Aosta e i suoi Santi
Aosta – Chiostro e campanile di Sant’Orso

Spiritualità, storia e un quadrato magico (prima parte)

Sant’Orso

Aosta è la città di Sant’Orso e un antico detto popolare valdostano rivela la sua importanza.

“Se fa bello il giorno di Sant’Orso l’inverno dura ancora quaranta giorni” (Se feit cllier lo dzor de sèn-t-Or, l’or baille lo tor et dor euncò pe quarenta dzor).

Qual è, dunque, il giorno di Sant’Orso?

Secondo una antica tradizione sarebbe morto il primo febbraio del 529...

In suo onore, ogni anno, il 30 e il 31 gennaio artisti e artigiani valdostani espongono i prodotti del proprio lavoro alla fiera di Sant’Orso, lungo le vie del centro cittadino.

Nel Medioevo la fiera si svolgeva nel Borgo di Aosta, nell’area circostante la Collegiata che porta il nome del Santo.

Racconti leggendari narrano che tutto ha avuto inizio proprio davanti alla chiesa dove Orso era solito distribuire ai poveri indumenti e “sabot”, tipiche calzature in legno.

Le notizie pervenutaci sulla sua vita sono desunte, oltre che dalle tradizioni orali, da una “Vita Beati Ursi” di autore sconosciuto, della quale esistono due redazioni, una più antica e breve, della fine del secolo VIII o inizio del IX, la seconda più ampia ed elaborata, della seconda metà del XIII secolo.
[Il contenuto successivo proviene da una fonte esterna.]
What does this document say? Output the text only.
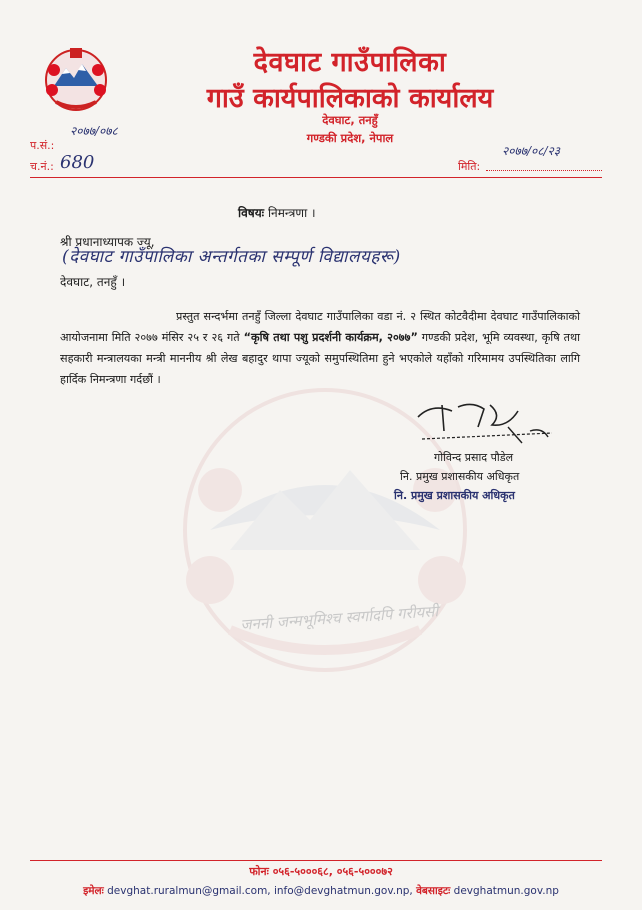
जननी जन्मभूमिश्च स्वर्गादपि गरीयसी
देवघाट गाउँपालिका
गाउँ कार्यपालिकाको कार्यालय
देवघाट, तनहुँ
गण्डकी प्रदेश, नेपाल
२०७७/०७८
प.सं.:
च.नं.: 680
२०७७/०८/२३
मिति:
विषयः निमन्त्रणा ।
श्री प्रधानाध्यापक ज्यू,
(देवघाट गाउँपालिका अन्तर्गतका सम्पूर्ण विद्यालयहरू)
देवघाट, तनहुँ ।
प्रस्तुत सन्दर्भमा तनहुँ जिल्ला देवघाट गाउँपालिका वडा नं. २ स्थित कोटवैदीमा देवघाट गाउँपालिकाको आयोजनामा मिति २०७७ मंसिर २५ र २६ गते “कृषि तथा पशु प्रदर्शनी कार्यक्रम, २०७७” गण्डकी प्रदेश, भूमि व्यवस्था, कृषि तथा सहकारी मन्त्रालयका मन्त्री माननीय श्री लेख बहादुर थापा ज्यूको समुपस्थितिमा हुने भएकोले यहाँको गरिमामय उपस्थितिका लागि हार्दिक निमन्त्रणा गर्दछौं ।
गोविन्द प्रसाद पौडेल
नि. प्रमुख प्रशासकीय अधिकृत
नि. प्रमुख प्रशासकीय अधिकृत
फोनः ०५६-५०००६८, ०५६-५०००७२
इमेलः devghat.ruralmun@gmail.com, info@devghatmun.gov.np, वेबसाइटः devghatmun.gov.np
Veniamo così a sapere che era un presbitero aostano, vissuto fra V e VIII secolo; aveva il compito di custodire e celebrare, nella chiesa cimiteriale di San Pietro (Non documentata, un’antica e diffusa tradizione popolare gli attribuisce il prodigio di aver fatto scaturire, in tempo di siccità, con il solo tocco del suo bastone, la sorgente di Busseyaz, nei pressi di Aosta, ancora oggi chiamata “Fontana di Sant’Orso”).
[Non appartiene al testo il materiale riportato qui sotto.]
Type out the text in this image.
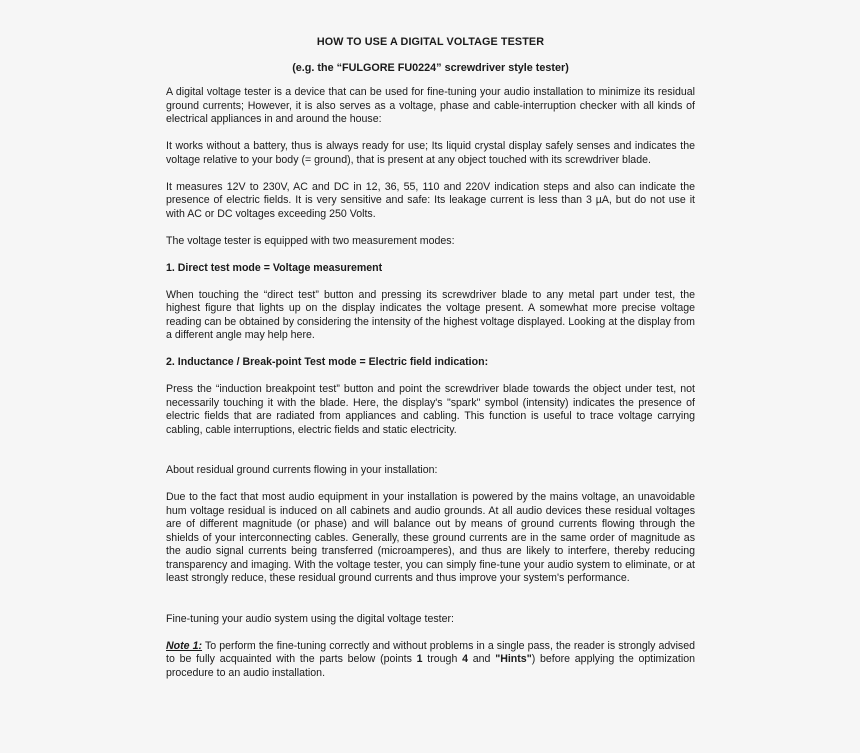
HOW TO USE A DIGITAL VOLTAGE TESTER
(e.g. the “FULGORE FU0224” screwdriver style tester)

A digital voltage tester is a device that can be used for fine-tuning your audio installation to minimize its residual ground currents; However, it is also serves as a voltage, phase and cable-interruption checker with all kinds of electrical appliances in and around the house:

It works without a battery, thus is always ready for use; Its liquid crystal display safely senses and indicates the voltage relative to your body (= ground), that is present at any object touched with its screwdriver blade.

It measures 12V to 230V, AC and DC in 12, 36, 55, 110 and 220V indication steps and also can indicate the presence of electric fields. It is very sensitive and safe: Its leakage current is less than 3 µA, but do not use it with AC or DC voltages exceeding 250 Volts.

The voltage tester is equipped with two measurement modes:

1. Direct test mode = Voltage measurement

When touching the “direct test” button and pressing its screwdriver blade to any metal part under test, the highest figure that lights up on the display indicates the voltage present. A somewhat more precise voltage reading can be obtained by considering the intensity of the highest voltage displayed. Looking at the display from a different angle may help here.

2. Inductance / Break-point Test mode = Electric field indication:

Press the “induction breakpoint test” button and point the screwdriver blade towards the object under test, not necessarily touching it with the blade. Here, the display's "spark" symbol (intensity) indicates the presence of electric fields that are radiated from appliances and cabling. This function is useful to trace voltage carrying cabling, cable interruptions, electric fields and static electricity.

About residual ground currents flowing in your installation:

Due to the fact that most audio equipment in your installation is powered by the mains voltage, an unavoidable hum voltage residual is induced on all cabinets and audio grounds. At all audio devices these residual voltages are of different magnitude (or phase) and will balance out by means of ground currents flowing through the shields of your interconnecting cables. Generally, these ground currents are in the same order of magnitude as the audio signal currents being transferred (microamperes), and thus are likely to interfere, thereby reducing transparency and imaging. With the voltage tester, you can simply fine-tune your audio system to eliminate, or at least strongly reduce, these residual ground currents and thus improve your system's performance.

Fine-tuning your audio system using the digital voltage tester:

Note 1: To perform the fine-tuning correctly and without problems in a single pass, the reader is strongly advised to be fully acquainted with the parts below (points 1 trough 4 and "Hints") before applying the optimization procedure to an audio installation.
La figura di custode e celebrante di una cappella o chiesa cimiteriale era diffusa nei secoli passati; quando questi edifici si trovavano in zone più isolate, i custodi-celebranti prendevano il nome di eremiti, ai quali si rivolgevano i fedeli durante le calamità o per le loro necessità spirituali.
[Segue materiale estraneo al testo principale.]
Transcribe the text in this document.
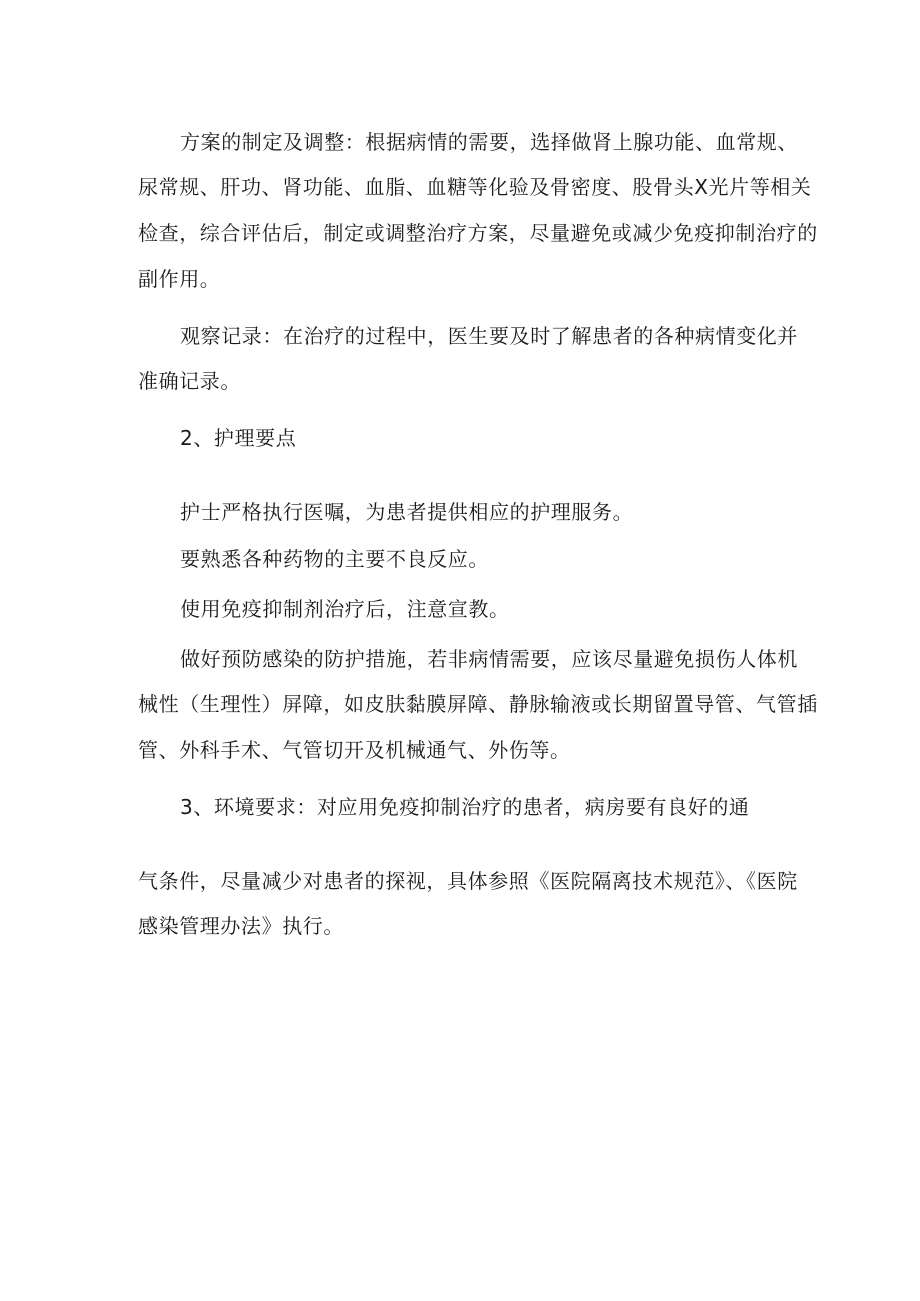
方案的制定及调整：根据病情的需要，选择做肾上腺功能、血常规、
尿常规、肝功、肾功能、血脂、血糖等化验及骨密度、股骨头X光片等相关
检查，综合评估后，制定或调整治疗方案，尽量避免或减少免疫抑制治疗的
副作用。
观察记录：在治疗的过程中，医生要及时了解患者的各种病情变化并
准确记录。
2、护理要点
护士严格执行医嘱，为患者提供相应的护理服务。
要熟悉各种药物的主要不良反应。
使用免疫抑制剂治疗后，注意宣教。
做好预防感染的防护措施，若非病情需要，应该尽量避免损伤人体机
械性（生理性）屏障，如皮肤黏膜屏障、静脉输液或长期留置导管、气管插
管、外科手术、气管切开及机械通气、外伤等。
3、环境要求：对应用免疫抑制治疗的患者，病房要有良好的通
气条件，尽量减少对患者的探视，具体参照《医院隔离技术规范》、《医院
感染管理办法》执行。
Il complesso monumentale di Sant’Orso

Nel cuore della città si trova questo insieme affascinante di elementi, che comprende il campanile medievale, il chiostro (risalente al XII secolo), la Collegiata (sulla cui facciata spicca una ghimberga centrale a forma piramidale), gli edifici del Priorato (XV secolo), il museo del Tesoro, gli affreschi ottoniani (insieme a quelli della cattedrale, essi rendono Aosta uno dei principali centri dell’arte ottoniana) e il vecchio cimitero di Sant’Orso.

Basterebbe questo elenco per comprendere che ci troviamo di fronte ad un unicum assoluto di arte e religiosità, che affonda le sue radici nella notte dei tempi.

L’attuale chiesa viene realizzata nel secolo XI; sappiamo che nel 1032 si insedia nella Collegiata la prima comunità monastica e che la chiesa aveva una cripta.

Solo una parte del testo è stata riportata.